Doctor Reza Mia, the founding CEO of Pegasus Universal Aerospace. Picture: file Timothy Bernard

Published Oct 30, 2023


IN A groundbreaking move for the aerospace industry, Pegasus Universal Aerospace, led by visionary founder Dr Reza Mia, has unveiled significant progress in the development of their Vertical Business Jet (VBJ).

The spotlight shines on the redesign of the fan louvre cover system within the wings, promising a leap forward in safety, simplicity, weight reduction, and cost-effectiveness. The revamped system takes inspiration from nature, creating a more organic and responsive mechanism.

During Vertical Take-off and Landing (VTOL), the covers will gracefully open, propelled by the flow of air over curved surfaces, while in forward flight, they close snugly to enhance aerodynamics.

Quarter-scale models with a four-meter wingspan are currently undergoing final electronic fittings to enable remote operation and flight. Unexpectedly, these models equipped with first-person cameras have inadvertently become large drones, hinting at potential applications beyond VBJ flight testing.

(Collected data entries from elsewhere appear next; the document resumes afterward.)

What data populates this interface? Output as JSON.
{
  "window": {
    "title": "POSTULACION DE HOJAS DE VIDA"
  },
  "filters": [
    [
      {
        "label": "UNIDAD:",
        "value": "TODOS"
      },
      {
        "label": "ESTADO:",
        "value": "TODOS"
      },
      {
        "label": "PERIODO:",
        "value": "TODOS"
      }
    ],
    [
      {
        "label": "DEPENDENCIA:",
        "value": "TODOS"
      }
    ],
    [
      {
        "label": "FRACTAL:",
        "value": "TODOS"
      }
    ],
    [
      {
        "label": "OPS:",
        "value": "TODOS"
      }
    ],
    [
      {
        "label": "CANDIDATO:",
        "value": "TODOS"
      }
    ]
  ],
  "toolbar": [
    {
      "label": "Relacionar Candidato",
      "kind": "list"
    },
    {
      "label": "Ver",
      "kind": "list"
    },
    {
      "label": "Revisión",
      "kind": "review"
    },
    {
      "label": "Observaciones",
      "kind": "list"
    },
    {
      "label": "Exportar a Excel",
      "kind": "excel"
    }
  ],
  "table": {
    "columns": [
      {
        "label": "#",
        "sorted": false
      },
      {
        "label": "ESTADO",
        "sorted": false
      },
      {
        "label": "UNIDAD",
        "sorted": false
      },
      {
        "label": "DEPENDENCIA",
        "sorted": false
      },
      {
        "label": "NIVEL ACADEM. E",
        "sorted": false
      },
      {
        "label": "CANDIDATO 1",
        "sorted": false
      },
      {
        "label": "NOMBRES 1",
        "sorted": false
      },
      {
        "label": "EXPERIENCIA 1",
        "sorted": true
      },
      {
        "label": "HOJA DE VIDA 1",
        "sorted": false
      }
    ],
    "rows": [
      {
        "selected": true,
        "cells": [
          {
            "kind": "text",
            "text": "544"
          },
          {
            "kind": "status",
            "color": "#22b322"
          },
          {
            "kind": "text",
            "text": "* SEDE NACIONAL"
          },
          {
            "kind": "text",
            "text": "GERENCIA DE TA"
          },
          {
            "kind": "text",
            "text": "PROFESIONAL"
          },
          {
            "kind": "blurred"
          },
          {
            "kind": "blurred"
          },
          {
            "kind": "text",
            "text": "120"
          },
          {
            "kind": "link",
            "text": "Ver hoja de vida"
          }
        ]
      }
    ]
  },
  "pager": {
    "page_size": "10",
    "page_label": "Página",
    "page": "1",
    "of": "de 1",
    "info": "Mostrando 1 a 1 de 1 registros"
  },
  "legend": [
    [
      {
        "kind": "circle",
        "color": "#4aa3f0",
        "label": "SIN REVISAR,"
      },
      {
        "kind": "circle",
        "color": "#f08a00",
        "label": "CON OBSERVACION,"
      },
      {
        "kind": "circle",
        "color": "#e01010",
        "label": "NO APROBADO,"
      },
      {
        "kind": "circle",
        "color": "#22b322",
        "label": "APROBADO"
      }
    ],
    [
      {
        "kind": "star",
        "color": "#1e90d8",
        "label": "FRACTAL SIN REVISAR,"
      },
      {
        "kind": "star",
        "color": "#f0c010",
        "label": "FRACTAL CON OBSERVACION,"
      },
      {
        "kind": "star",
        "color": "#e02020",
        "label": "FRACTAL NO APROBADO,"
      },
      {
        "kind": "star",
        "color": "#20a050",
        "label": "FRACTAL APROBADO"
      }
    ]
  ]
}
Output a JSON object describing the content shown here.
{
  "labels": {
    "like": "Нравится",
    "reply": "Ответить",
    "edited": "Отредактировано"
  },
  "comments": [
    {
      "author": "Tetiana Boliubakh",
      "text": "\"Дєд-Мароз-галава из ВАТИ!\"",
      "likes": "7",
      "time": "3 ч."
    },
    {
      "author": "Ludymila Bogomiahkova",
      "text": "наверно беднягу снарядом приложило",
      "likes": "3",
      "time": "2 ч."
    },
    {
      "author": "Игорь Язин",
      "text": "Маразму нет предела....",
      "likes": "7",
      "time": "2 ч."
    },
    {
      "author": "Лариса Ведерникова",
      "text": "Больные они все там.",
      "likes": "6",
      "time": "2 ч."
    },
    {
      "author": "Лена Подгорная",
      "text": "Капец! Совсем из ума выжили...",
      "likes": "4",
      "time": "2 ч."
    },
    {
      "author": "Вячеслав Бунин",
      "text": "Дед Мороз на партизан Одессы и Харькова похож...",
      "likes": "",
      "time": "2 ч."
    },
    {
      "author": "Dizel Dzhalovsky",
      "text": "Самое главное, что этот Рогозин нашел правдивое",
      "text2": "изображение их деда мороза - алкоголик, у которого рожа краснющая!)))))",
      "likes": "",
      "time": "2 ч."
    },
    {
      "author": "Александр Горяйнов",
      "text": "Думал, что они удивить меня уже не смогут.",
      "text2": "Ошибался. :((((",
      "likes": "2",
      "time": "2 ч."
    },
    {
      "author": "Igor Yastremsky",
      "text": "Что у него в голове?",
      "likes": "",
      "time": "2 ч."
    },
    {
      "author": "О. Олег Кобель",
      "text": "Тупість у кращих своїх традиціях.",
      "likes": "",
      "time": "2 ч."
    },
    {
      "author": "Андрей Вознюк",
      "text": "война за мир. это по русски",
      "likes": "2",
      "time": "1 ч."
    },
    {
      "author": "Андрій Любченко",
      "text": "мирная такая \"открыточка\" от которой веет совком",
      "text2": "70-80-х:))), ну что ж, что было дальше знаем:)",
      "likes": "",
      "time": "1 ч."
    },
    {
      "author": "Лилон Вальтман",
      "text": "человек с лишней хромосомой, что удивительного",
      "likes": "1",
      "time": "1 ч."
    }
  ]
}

Beyond the technical advancements, the redesigned covers promise a paradigm shift in passenger comfort. The aircraft’s new movement dynamics ensure that gravity’s force remains consistently downward during manoeuvres, eliminating spillage concerns and enhancing the in-flight experience.

Despite facing challenges in securing large-scale funding, Pegasus remains undeterred, viewing constraints as opportunities for learning and innovation. Driven by a commitment to pushing the boundaries of aerospace technology, the company marches forward with determination. The construction of a full-scale simulator, nearing completion in South Africa, adds another feather to Pegasus’s cap.

Operating in South Africa has proven advantageous, with engineering and space-related costs substantially lower than in the US or Europe. Drawing rough parallels with India’s cost-effective moon mission ($72 million) compared with Nasa’s ($53 billion), Pegasus emphasised the financial efficiency of operating in South Africa.

As the aerospace industry witnesses Pegasus Universal Aerospace’s strides, optimism for the future runs high. The company’s innovative spirit and commitment to progress reinforce its position as a trailblazer in the vertical flight arena.

A full-scale cockpit is being fit into the carbon fibre cockpit and cabin that has already been built by the company. The company was awarded the most innovative business jet manufacturing company for the business concept.

A second prestigious and highly weighted award is the innovation award from the NSTF (national science and technology forum), which falls under the departments of Higher Education and Science and Technology.

The bulk of the winners this year are professors of various university departments, making the award even more valuable. Such an endorsement is of great importance to the company.